Governments play an essential role in enabling successful jurisdictional crediting. Through its partnership with Silvania, the state of Tocantins, for example, is taking concrete steps to:
- Enhance enforcement and fire prevention to tackle deforestation and degradation.
- Strengthen government capacity to prevent and respond effectively to forest fires.
- Develop a benefit-sharing plan through public consultation to ensure it supports sustainable livelihoods.
- Ensure equitable distribution of economic and social benefits among all stakeholders.
- Establish robust institutional frameworks for forest monitoring and safeguards.
This illustrates why jurisdictional-scale REDD+ (JREDD+) is vital—it incentivizes the kind of systemic change only governments can deliver.
💼 How can corporate buy-in for carbon credits move beyond goodwill? Is merging voluntary and compliance markets a solution?
Even with Net Zero targets set as early as 2040, many companies remain hesitant to allocate real investment budgets toward carbon credits—especially when returns are primarily reputational. The business case must go beyond goodwill to secure internal buy-in.
Many experts believe a convergence between voluntary and compliance markets is inevitable and desirable as more emissions fall under national and subnational carbon pricing systems. Today, we’re already seeing convergence:
- Companies are using compliance-approved credits in jurisdictions like Colombia and California for both voluntary and regulatory purposes
- Voluntary standards like ICVCM are influencing compliance mechanisms such as ICAO-CORSIA and Article 6.2
Governments are also taking note -and leadership – including through the recently launched, government-led Coalition to Grow Carbon Markets, which aims to rapidly boost demand for high-quality credits by fostering intergovernmental coordination and shared ambition.
However, in some countries, mandatory compliance policies are not on the near horizon, so government signals to corporations encouraging participation in voluntary carbon markets and articulating “what good looks like” in terms of high-integrity demand and high-integrity supply, are essential interim measures.
One nuance to keep in mind on this topic:
Under the Warsaw Framework on REDD+, all formal forest-related climate commitments by developing countries must follow its rules—and these are reflected in their NDCs under the Paris Agreement. That means countries can’t include VCM activities into their national climate goals unless they align with the REDD+ framework.
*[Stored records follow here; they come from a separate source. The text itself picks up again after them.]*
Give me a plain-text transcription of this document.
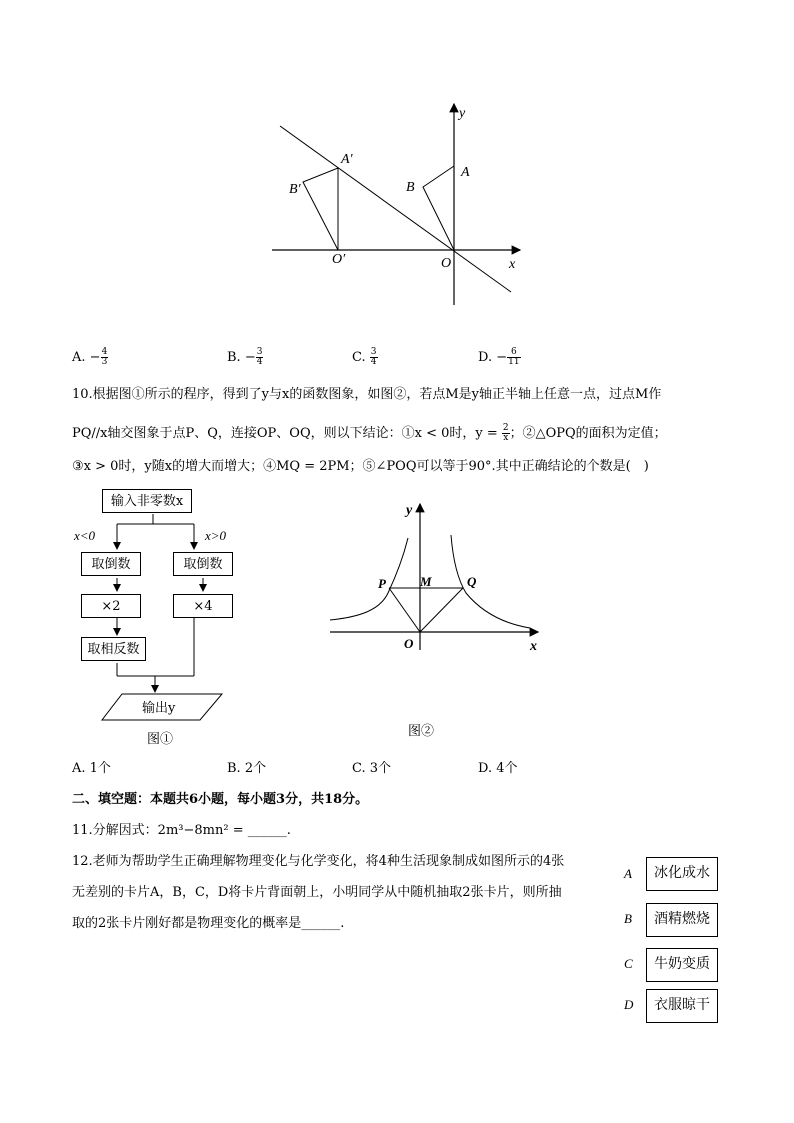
y
x
O
O′
A
A′
B
B′
A. − $\frac{4}{3}$	B. − $\frac{3}{4}$	C. $\frac{3}{4}$	D. − $\frac{6}{11}$
10.根据图①所示的程序，得到了y与x的函数图象，如图②，若点M是y轴正半轴上任意一点，过点M作
PQ//x轴交图象于点P、Q，连接OP、OQ，则以下结论：①x < 0时，$y = \frac{2}{x}$ ；②△OPQ的面积为定值；
③x > 0时，y随x的增大而增大；④MQ = 2PM；⑤∠POQ可以等于90°.其中正确结论的个数是(　)
输入非零数x
x<0	x>0
取倒数	取倒数
×2	×4
取相反数
输出y
图①
y
x
O
P	M	Q
图②
A. 1个	B. 2个	C. 3个	D. 4个
二、填空题：本题共6小题，每小题3分，共18分。
11.分解因式：2m³−8mn² = ______.
12.老师为帮助学生正确理解物理变化与化学变化，将4种生活现象制成如图所示的4张
无差别的卡片A，B，C，D将卡片背面朝上，小明同学从中随机抽取2张卡片，则所抽
取的2张卡片刚好都是物理变化的概率是______.
A	冰化成水
B	酒精燃烧
C	牛奶变质
D	衣服晾干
This makes the Warsaw Framework the bridge between voluntary market actions and their recognition in compliance systems like Article 6 — ensuring safeguards and accountability are upheld.
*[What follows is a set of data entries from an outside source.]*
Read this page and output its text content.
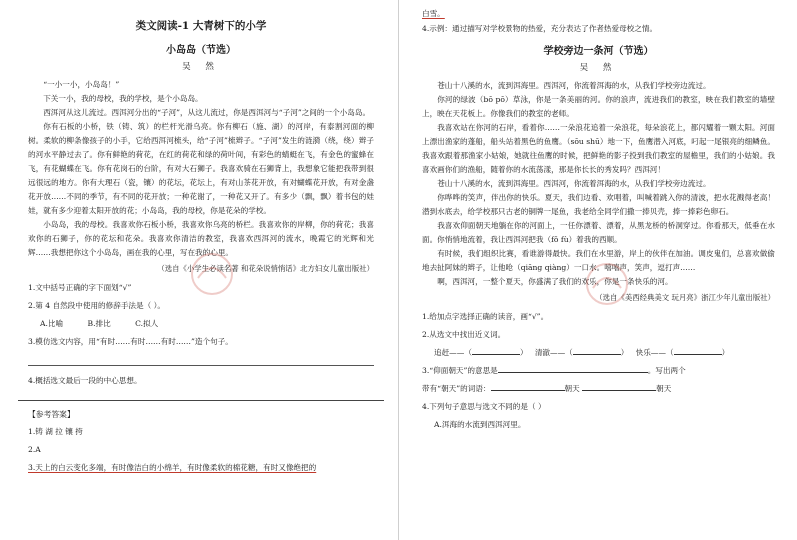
类文阅读-1 大青树下的小学

小岛岛（节选）

吴 然

“一小一小，小岛岛！”

下关一小，我的母校，我的学校，是个小岛岛。

西洱河从这儿流过。西洱河分出的“子河”，从这儿流过，你是西洱河与“子河”之间的一个小岛岛。

你有石板的小桥，铁（铸、筑）的栏杆光滑乌亮。你有柳石（施、湖）的河岸，有泰割河面的柳树。柔软的柳条像孩子的小手，它给西洱河梳头，给“子河”梳辫子。“子河”发生的涟漪（绕，绕）辫子的河水平静过去了。你有鲜艳的荷花，在红的荷花和绿的荷叶间，有彩色的蜻蜓在飞，有金色的蜜蜂在飞，有花蝴蝶在飞。你有花岗石的台阶，有对大石狮子。我喜欢骑在石狮背上，我想象它能把我带到很远很远的地方。你有大理石（瓷，镶）的花坛，花坛上，有对山茶花开放，有对蝴蝶花开放，有对金盏花开放……不同的季节，有不同的花开放；一种花谢了，一种花又开了。有多少（飘，飘）着书包的娃娃，就有多少迎着太阳开放的花；小岛岛，我的母校，你是花朵的学校。

小岛岛，我的母校。我喜欢你石板小桥，我喜欢你乌亮的桥栏。我喜欢你的岸柳，你的荷花；我喜欢你的石狮子，你的花坛和花朵。我喜欢你清洁的教室，我喜欢西洱河的流水，晚霞它的光辉和光辉……我想把你这个小岛岛，画在我的心里，写在我的心里。

（选自《小学生必读名著 和花朵说悄悄话》北方妇女儿童出版社）

1.文中括号正确的字下面划“√”

2.第 4 自然段中使用的修辞手法是（ ）。

A.比喻	B.排比	C.拟人

3.模仿选文内容，用“有时……有时……有时……”造个句子。

4.概括选文最后一段的中心思想。

【参考答案】

1.铸 湖 拉 镶 挎

2.A

3.天上的白云变化多端，有时像洁白的小绵羊，有时像柔软的棉花糖，有时又像绝把的

白雪。

4.示例：通过描写对学校景物的热爱，充分表达了作者热爱母校之情。

学校旁边一条河（节选）

吴 然

苍山十八溪的水，流到洱海里。西洱河，你流着洱海的水，从我们学校旁边流过。

你河的绿波（bō pō）草泳，你是一条美丽的河。你的浪声，流进我们的教室，映在我们教室的墙壁上，映在天花板上。你像我们的教室的老师。

我喜欢站在你河的石岸，看着你……一朵浪花追着一朵浪花，每朵浪花上，都闪耀着一颗太阳。河面上漂出渔家的蓬船，船头站着黑色的鱼鹰。（sōu shū）地一下，鱼鹰潜入河底，叼起一尾银亮的细鳞鱼。我喜欢跟着那渔家小姑娘，她就往鱼鹰的时候，把鲜艳的影子投到我们教室的屋檐里，我们的小姑娘。我喜欢画你们的渔船，随着你的水流荡漾，那是你长长的秀发吗？西洱河！

苍山十八溪的水，流到洱海里。西洱河，你流着洱海的水，从我们学校旁边流过。

你哗哗的笑声，伴出你的快乐。夏天，我们边看、欢唱着，叫喊着跳入你的清波，把水花溅得老高！潜到水底去，给学校那只古老的铜牌一尾鱼，我老给全同学们撒一捧贝壳，捧一捧彩色卵石。

我喜欢仰面朝天地躺在你的河面上，一任你漂着、漂着，从黑龙桥的桥洞穿过。你看那天，低垂在水面。你悄悄地流着，我让西洱河把我（fǒ fù）着我的西顺。

有时候，我们组织比赛，看谁游得最快。我们在水里游，岸上的伙伴在加油。调皮鬼们，总喜欢做偷地去扯阿妹的辫子，让他呛（qiāng qiàng）一口水。嘻嘻声，笑声，逗打声……

啊，西洱河，一整个夏天，你盛满了我们的欢乐，你是一条快乐的河。

（选自《美西经典美文 玩月亮》浙江少年儿童出版社）

1.给加点字选择正确的读音，画“√”。

2.从选文中找出近义词。

追赶——（	） 清澈——（	） 快乐——（	）

3.“仰面朝天”的意思是	。写出两个

带有“朝天”的词语：	朝天	朝天

4.下列句子意思与选文不同的是（ ）

A.洱海的水流到西洱河里。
🔗 Is Brazil’s Tropical Forest Forever Facility (TFFF) complimentary to or in competition with JREDD+ when it comes to scaling forest preservation?
Brazil has clearly positioned the TFFF as complementary to JREDD+. That complementarity spans three key areas:
What’s rewarded:
- JREDD+: Positive changes in forest-based CO2 emissions and removals.
- TFFF: Area of standing forest as a proxy for broader ecosystem services (not just carbon) provided by standing forests.
Finance type and duration:
- JREDD+: Time-limited, credit-based purchases by public and private sector entities seeking to compensate for unabated emissions.
- TFFF: Long-term payment for ecosystem services (PES) from global financial markets leveraged via sovereign loans and guarantees.
Institutional infrastructure:
- TFFF can leverage JREDD+ infrastructure (e.g., jurisdictional-scale systems for forest monitoring, safeguards, and revenue management) for monitoring and governance.
🔭 What are the landmarks toward Belém?
A key moment on the road to Belém will come in September during the UN General Assembly and New York Climate Week. Public events and private engagements will be crucial for aligning stakeholders around core outcomes for COP—especially on the roles of forest finance and carbon markets. Positive signals from New York would include:
- A unified narrative around how forest finance instruments work together.
- Government prioritization of forest finance and carbon market outcomes at COP.
- Private sector commitments to purchase a significant volume of high-integrity JREDD+ credits at prices commensurate with their value.